Başka vergilerden de örnek vermek gerekirse, servet vergileri bakımından mülkün bulunduğu yer de vergilendirme yetkisinin kullanılması bakımından mali bağ ölçütü olarak karşımıza çıkabiliyor. Bu da vergilerin mülkiliği ilkesinin yansımasıdır. Gayrimenkulün bulunduğu devletin vergilendirme yetkisini kullanması bunun tipik örneği.
2. Vergilendirme Yetkisinin Ülkesel Yetki Alanı Dışında Kullanılması
Buradaki temel ilke mülkilik ilkesinin karşıtı olan kişisellik ilkesidir.
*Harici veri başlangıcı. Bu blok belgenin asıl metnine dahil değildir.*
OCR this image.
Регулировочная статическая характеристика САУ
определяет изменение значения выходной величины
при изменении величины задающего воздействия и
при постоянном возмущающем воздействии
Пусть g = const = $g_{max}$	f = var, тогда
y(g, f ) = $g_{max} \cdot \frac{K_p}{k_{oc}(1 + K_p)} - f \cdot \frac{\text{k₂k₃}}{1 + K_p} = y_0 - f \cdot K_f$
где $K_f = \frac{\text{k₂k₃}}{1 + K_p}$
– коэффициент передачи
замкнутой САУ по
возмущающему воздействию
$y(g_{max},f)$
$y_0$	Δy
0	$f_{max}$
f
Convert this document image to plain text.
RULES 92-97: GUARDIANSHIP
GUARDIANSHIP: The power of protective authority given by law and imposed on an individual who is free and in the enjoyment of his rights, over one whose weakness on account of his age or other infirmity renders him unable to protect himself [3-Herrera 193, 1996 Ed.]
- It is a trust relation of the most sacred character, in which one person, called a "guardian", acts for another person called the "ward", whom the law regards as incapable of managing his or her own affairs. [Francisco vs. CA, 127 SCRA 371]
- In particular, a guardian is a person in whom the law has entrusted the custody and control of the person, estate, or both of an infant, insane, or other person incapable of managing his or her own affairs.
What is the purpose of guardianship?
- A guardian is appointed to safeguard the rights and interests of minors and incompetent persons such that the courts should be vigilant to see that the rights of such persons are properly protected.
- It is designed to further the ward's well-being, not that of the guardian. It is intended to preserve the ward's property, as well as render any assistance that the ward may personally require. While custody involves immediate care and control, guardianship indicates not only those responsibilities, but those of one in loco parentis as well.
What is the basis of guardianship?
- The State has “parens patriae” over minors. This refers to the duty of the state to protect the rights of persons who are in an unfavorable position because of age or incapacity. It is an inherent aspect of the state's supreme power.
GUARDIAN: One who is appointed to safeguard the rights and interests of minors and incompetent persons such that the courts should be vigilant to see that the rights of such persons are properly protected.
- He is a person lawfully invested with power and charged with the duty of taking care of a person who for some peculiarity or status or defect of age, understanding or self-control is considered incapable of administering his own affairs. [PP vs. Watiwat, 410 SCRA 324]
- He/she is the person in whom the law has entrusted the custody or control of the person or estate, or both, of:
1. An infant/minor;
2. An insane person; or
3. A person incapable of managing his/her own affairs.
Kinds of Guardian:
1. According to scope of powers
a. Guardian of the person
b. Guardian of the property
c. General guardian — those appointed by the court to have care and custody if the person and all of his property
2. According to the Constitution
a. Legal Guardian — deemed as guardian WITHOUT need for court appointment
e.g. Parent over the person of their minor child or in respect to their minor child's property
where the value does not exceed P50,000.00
Burada devlet ile yükümlü arasında mali bağ kurulmaya çalışılıyor. Devlet ister ülke içinde ister ülke dışında olsun kişisel bağdan hareketle vergilendirme yetkisini kullanabiliyor. Bu ilke vergilendirmenin kişiselliği ilkesini oldukça genişleten bir ilkedir. Sadece ülke içinde değil ülke dışındaki vergiyi doğuran olaylar üzerinde de devletin vergilendirme yetkisi kullanması söz konusu olabiliyor.
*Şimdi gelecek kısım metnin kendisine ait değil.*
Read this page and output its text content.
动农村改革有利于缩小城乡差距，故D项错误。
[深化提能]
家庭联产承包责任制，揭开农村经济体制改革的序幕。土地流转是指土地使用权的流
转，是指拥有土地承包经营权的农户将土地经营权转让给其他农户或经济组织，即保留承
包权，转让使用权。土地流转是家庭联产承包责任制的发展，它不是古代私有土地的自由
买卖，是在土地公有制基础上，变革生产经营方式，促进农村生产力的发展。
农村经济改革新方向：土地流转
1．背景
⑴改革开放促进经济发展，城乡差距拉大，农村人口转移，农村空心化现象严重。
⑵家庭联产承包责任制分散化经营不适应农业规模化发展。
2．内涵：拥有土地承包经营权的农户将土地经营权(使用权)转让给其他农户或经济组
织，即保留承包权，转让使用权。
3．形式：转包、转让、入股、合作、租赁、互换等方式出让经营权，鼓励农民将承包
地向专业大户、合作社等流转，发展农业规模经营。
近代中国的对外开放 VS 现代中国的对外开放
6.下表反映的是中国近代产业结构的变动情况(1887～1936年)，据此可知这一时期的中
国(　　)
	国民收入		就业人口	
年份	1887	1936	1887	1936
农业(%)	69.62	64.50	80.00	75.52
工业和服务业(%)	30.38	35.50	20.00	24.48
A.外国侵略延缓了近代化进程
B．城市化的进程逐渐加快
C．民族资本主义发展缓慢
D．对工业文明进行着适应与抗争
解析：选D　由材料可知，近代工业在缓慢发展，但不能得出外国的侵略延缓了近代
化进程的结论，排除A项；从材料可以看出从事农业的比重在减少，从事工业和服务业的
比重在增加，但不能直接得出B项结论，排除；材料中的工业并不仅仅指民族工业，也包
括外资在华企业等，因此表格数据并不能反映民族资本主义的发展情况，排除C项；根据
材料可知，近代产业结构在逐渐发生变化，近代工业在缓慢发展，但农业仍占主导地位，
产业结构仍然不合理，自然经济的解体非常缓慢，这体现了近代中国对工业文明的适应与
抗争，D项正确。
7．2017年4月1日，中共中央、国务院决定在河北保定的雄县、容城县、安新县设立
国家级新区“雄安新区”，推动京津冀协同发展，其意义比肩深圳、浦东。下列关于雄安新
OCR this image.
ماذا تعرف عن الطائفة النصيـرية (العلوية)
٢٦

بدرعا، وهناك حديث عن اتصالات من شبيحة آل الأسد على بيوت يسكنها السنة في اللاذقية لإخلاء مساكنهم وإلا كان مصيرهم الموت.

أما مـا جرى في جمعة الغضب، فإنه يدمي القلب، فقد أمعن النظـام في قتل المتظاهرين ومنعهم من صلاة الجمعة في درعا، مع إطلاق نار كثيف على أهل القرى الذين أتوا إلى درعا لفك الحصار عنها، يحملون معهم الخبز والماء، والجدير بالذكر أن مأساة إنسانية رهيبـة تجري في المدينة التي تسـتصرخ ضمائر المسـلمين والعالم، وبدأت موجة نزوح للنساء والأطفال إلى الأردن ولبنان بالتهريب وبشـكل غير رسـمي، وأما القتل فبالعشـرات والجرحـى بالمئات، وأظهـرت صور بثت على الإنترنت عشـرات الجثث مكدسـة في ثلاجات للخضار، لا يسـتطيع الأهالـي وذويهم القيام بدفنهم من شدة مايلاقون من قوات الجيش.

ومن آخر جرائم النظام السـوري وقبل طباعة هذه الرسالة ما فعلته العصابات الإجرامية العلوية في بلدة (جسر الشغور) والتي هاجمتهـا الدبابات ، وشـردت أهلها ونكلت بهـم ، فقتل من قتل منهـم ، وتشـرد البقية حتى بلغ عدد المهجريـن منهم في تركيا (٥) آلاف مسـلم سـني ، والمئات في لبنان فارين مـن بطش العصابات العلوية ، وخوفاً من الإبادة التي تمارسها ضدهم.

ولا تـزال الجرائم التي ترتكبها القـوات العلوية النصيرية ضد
Eğer TC’de ikametgâhınız varsa TC gelir vergisi kanunu uyarınca Almanya, Fransa, Endonezya vs nerde gelir elde etmişseniz edin buralar üzerinden elde ettiğiniz gelirler bakımından da TC’ye vergi ödemek zorundasınız. Burada kişisellik ilkesi bağ olarak “ikamet ölçütünü” kullandı. Genelde modern vergi sistemlerinde bu ikametgâh ölçütü kullanılıyor. Almanya’da çalışan Türk işçisi kural olarak ikametgâhı burada olduğu için Almanya’da elde ettiği gelir için de TC’ye gelir vergisi ödemek zorunda. Bizim gelir vergisi kanunumuz ikametgâh ölçütünü benimsemiş, bu da ülkesel yetki alanımız dışında da vergilendirme yetkimizi kullanmamızı sağlıyor.
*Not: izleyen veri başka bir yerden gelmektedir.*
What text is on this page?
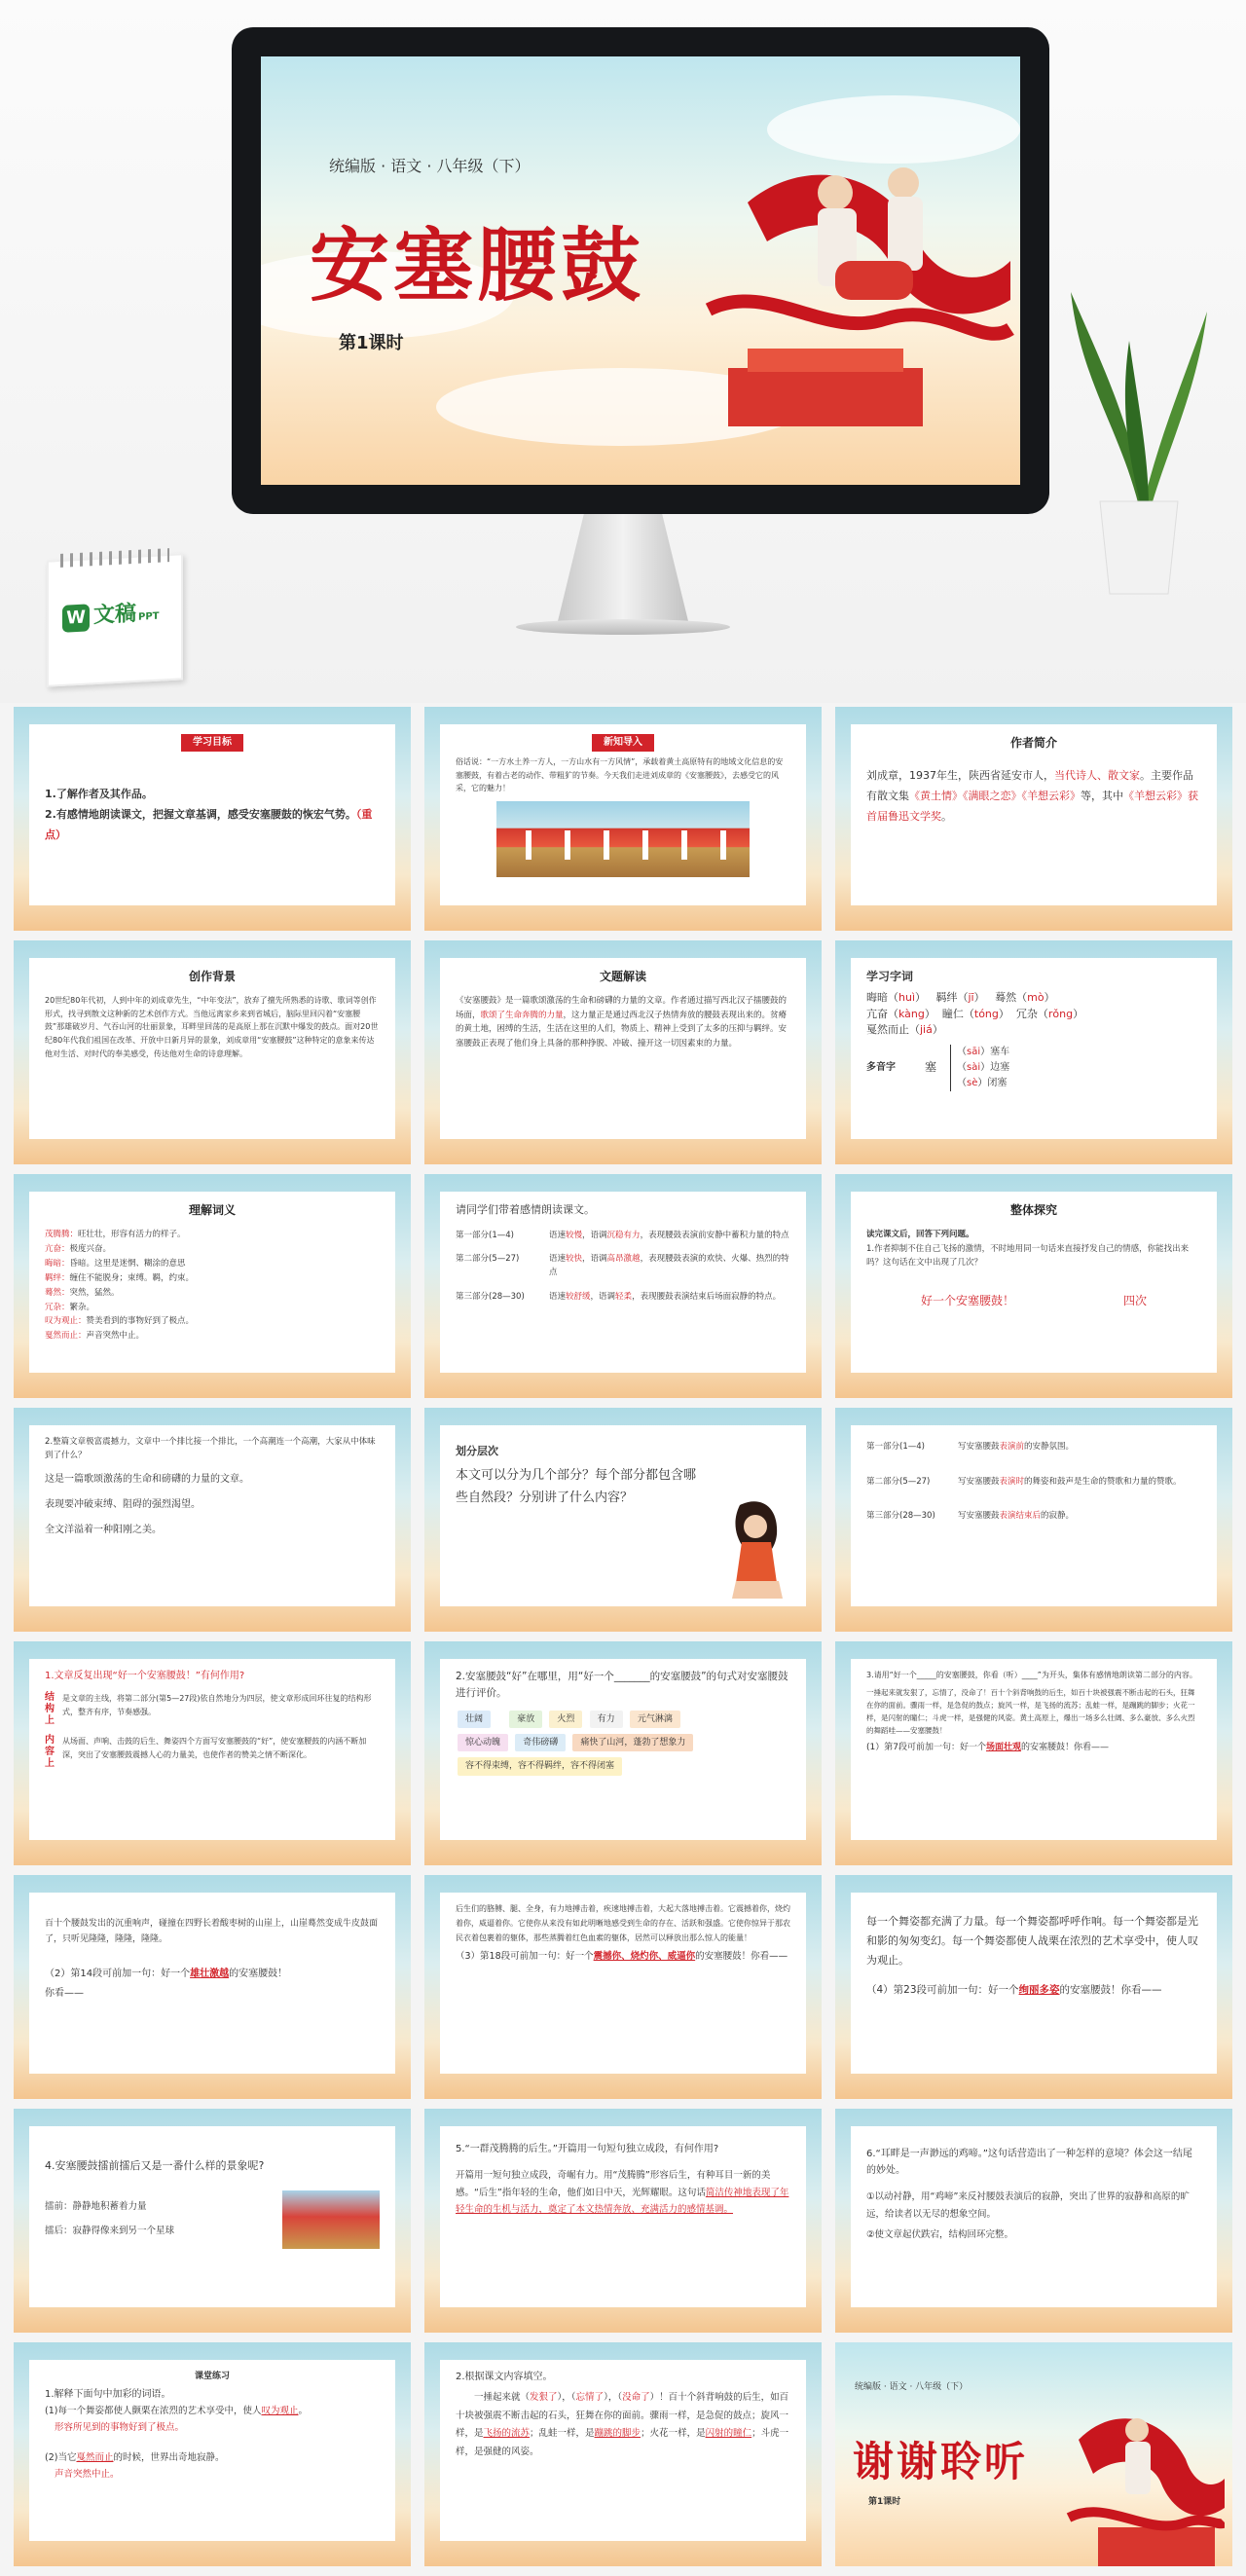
统编版 · 语文 · 八年级（下）
安塞腰鼓
第1课时
W 文稿 PPT
学习目标
1.了解作者及其作品。
2.有感情地朗读课文，把握文章基调，感受安塞腰鼓的恢宏气势。（重点）
新知导入
俗话说：“一方水土养一方人，一方山水有一方风情”，承载着黄土高原特有的地域文化信息的安塞腰鼓，有着古老的动作、带粗犷的节奏。今天我们走进刘成章的《安塞腰鼓》，去感受它的风采，它的魅力！
作者简介
刘成章，1937年生，陕西省延安市人，当代诗人、散文家。主要作品有散文集《黄土情》《满眼之恋》《羊想云彩》等，其中《羊想云彩》获首届鲁迅文学奖。
创作背景
20世纪80年代初，人到中年的刘成章先生，“中年变法”，放弃了擅先所熟悉的诗歌、歌词等创作形式，找寻到散文这种新的艺术创作方式。当他远离家乡来到省城后，脑际里回闪着“安塞腰鼓”那雄破岁月、气吞山河的壮丽景象，耳畔里回荡的是高原上那在沉默中爆发的鼓点。面对20世纪80年代我们祖国在改革、开放中日新月异的景象，刘成章用“安塞腰鼓”这种特定的意象来传达他对生活、对时代的奉美感受，传达他对生命的诗意理解。
文题解读
《安塞腰鼓》是一篇歌颂激荡的生命和磅礴的力量的文章。作者通过描写西北汉子擂腰鼓的场面，歌颂了生命奔腾的力量，这力量正是通过西北汉子热情奔放的腰鼓表现出来的。贫瘠的黄土地，困缚的生活，生活在这里的人们，物质上、精神上受到了太多的压抑与羁绊。安塞腰鼓正表现了他们身上具备的那种挣脱、冲破、撞开这一切因素束的力量。
学习字词
晦暗（huì）   羁绊（jī）   蓦然（mò）
亢奋（kàng）  瞳仁（tóng）  冗杂（rǒng）
戛然而止（jiá）
多音字	塞
（sāi）塞车
（sài）边塞
（sè）闭塞
理解词义
茂腾腾：旺壮壮，形容有活力的样子。
亢奋：极度兴奋。
晦暗：昏暗。这里是迷惘、糊涂的意思
羁绊：缠住不能脱身；束缚。羁，约束。
蓦然：突然，猛然。
冗杂：繁杂。
叹为观止：赞美看到的事物好到了极点。
戛然而止：声音突然中止。
请同学们带着感情朗读课文。
第一部分(1—4)	语速较慢，语调沉稳有力，表现腰鼓表演前安静中蓄积力量的特点
第二部分(5—27)	语速较快，语调高昂激越，表现腰鼓表演的欢快、火爆、热烈的特点
第三部分(28—30)	语速较舒缓，语调轻柔，表现腰鼓表演结束后场面寂静的特点。
整体探究
读完课文后，回答下列问题。
1.作者抑制不住自己飞扬的激情，不时地用同一句话来直接抒发自己的情感，你能找出来吗？这句话在文中出现了几次？
好一个安塞腰鼓！	四次
2.整篇文章极富震撼力，文章中一个排比接一个排比，一个高潮连一个高潮，大家从中体味到了什么？
这是一篇歌颂激荡的生命和磅礴的力量的文章。
表现要冲破束缚、阻碍的强烈渴望。
全文洋溢着一种阳刚之美。
划分层次
本文可以分为几个部分？每个部分都包含哪些自然段？分别讲了什么内容？
第一部分(1—4)	写安塞腰鼓表演前的安静氛围。
第二部分(5—27)	写安塞腰鼓表演时的舞姿和鼓声是生命的赞歌和力量的赞歌。
第三部分(28—30)	写安塞腰鼓表演结束后的寂静。
1.文章反复出现“好一个安塞腰鼓！”有何作用?
结构上
是文章的主线，将第二部分(第5—27段)依自然地分为四层，使文章形成回环往复的结构形式，整齐有序，节奏感强。
内容上
从场面、声响、击鼓的后生、舞姿四个方面写安塞腰鼓的“好”，使安塞腰鼓的内涵不断加深，突出了安塞腰鼓震撼人心的力量美，也使作者的赞美之情不断深化。
2.安塞腰鼓“好”在哪里，用“好一个_______的安塞腰鼓”的句式对安塞腰鼓进行评价。
壮阔	豪放	火烈	有力	元气淋漓
惊心动魄	奇伟磅礴	痛快了山河，蓬勃了想象力
容不得束缚，容不得羁绊，容不得闭塞
3.请用“好一个_____的安塞腰鼓，你看（听）____”为开头，集体有感情地朗读第二部分的内容。
一捶起来就发狠了，忘情了，没命了！百十个斜背响鼓的后生，如百十块被强震不断击起的石头，狂舞在你的面前。骤雨一样，是急促的鼓点；旋风一样，是飞扬的流苏；乱蛙一样，是蹦跳的脚步；火花一样，是闪射的瞳仁；斗虎一样，是强健的风姿。黄土高原上，爆出一场多么壮阔、多么豪放、多么火烈的舞蹈哇——安塞腰鼓！
(1）第7段可前加一句：好一个场面壮观的安塞腰鼓！你看——
百十个腰鼓发出的沉重响声，碰撞在四野长着酸枣树的山崖上，山崖蓦然变成牛皮鼓面了，只听见隆隆，隆隆，隆隆。
（2）第14段可前加一句：好一个雄壮激越的安塞腰鼓！
你看——
后生们的胳膊、腿、全身，有力地搏击着，疾速地搏击着，大起大落地搏击着。它震撼着你，烧灼着你，威逼着你。它使你从来没有如此明晰地感受到生命的存在、活跃和强盛。它使你惊异于那农民衣着包裹着的躯体，那些蒸腾着红色血素的躯体，居然可以释放出那么惊人的能量！
（3）第18段可前加一句：好一个震撼你、烧灼你、威逼你的安塞腰鼓！你看——
每一个舞姿都充满了力量。每一个舞姿都呼呼作响。每一个舞姿都是光和影的匆匆变幻。每一个舞姿都使人战栗在浓烈的艺术享受中，使人叹为观止。
（4）第23段可前加一句：好一个绚丽多姿的安塞腰鼓！你看——
4.安塞腰鼓擂前擂后又是一番什么样的景象呢?
擂前：静静地积蓄着力量
擂后：寂静得像来到另一个星球
5.“一群茂腾腾的后生。”开篇用一句短句独立成段，有何作用?
开篇用一短句独立成段，奇崛有力。用“茂腾腾”形容后生，有种耳目一新的美感。“后生”指年轻的生命，他们如日中天，光辉耀眼。这句话简洁传神地表现了年轻生命的生机与活力，奠定了本文热情奔放、充满活力的感情基调。
6.“耳畔是一声渺远的鸡啼。”这句话营造出了一种怎样的意境？体会这一结尾的妙处。
①以动衬静，用“鸡啼”来反衬腰鼓表演后的寂静，突出了世界的寂静和高原的旷远，给读者以无尽的想象空间。
②使文章起伏跌宕，结构回环完整。
课堂练习
1.解释下面句中加彩的词语。
(1)每一个舞姿都使人颤栗在浓烈的艺术享受中，使人叹为观止。
形容所见到的事物好到了极点。
(2)当它戛然而止的时候，世界出奇地寂静。
声音突然中止。
2.根据课文内容填空。
一捶起来就（发狠了），（忘情了），（没命了）！百十个斜背响鼓的后生，如百十块被强震不断击起的石头，狂舞在你的面前。骤雨一样，是急促的鼓点；旋风一样，是飞扬的流苏；乱蛙一样，是蹦跳的脚步；火花一样，是闪射的瞳仁；斗虎一样，是强健的风姿。
统编版 · 语文 · 八年级（下）
谢谢聆听
第1课时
İkametgâh tek ölçüt değil. Kişisellik bağlantısını kuran bir diğer ölçüt “uyrukluk ölçütü”. Bu ölçüte göre vergilendirme yetkisi tamamen uyrukluktan ( gerçek kişilerde vatandaşlıktan) hareketle o devletin ülkesel yetki alanı dışında da kullanılabiliyor. Bu ölçüt bizim gelir vergisi kanunumuzda da istisna bir ölçüt olarak kullanılıyor. TC vatandaşları resmi bir dairede görevli olarak ya da özel bir şirketle bağlantılı olarak yurt dışında görevli iseler uyrukluk ölçütü uyarınca TC gelir vergisi kanununa tabidir. ABD uyrukluk ölçütünü en çok kullanan ülkedir, ikametgâh ölçütünü pek kullanmaz. Obama Antalya’da gayrimenkul alıp kiraya verse Amerikan vatandaşı olduğu için vergilendiriliyor.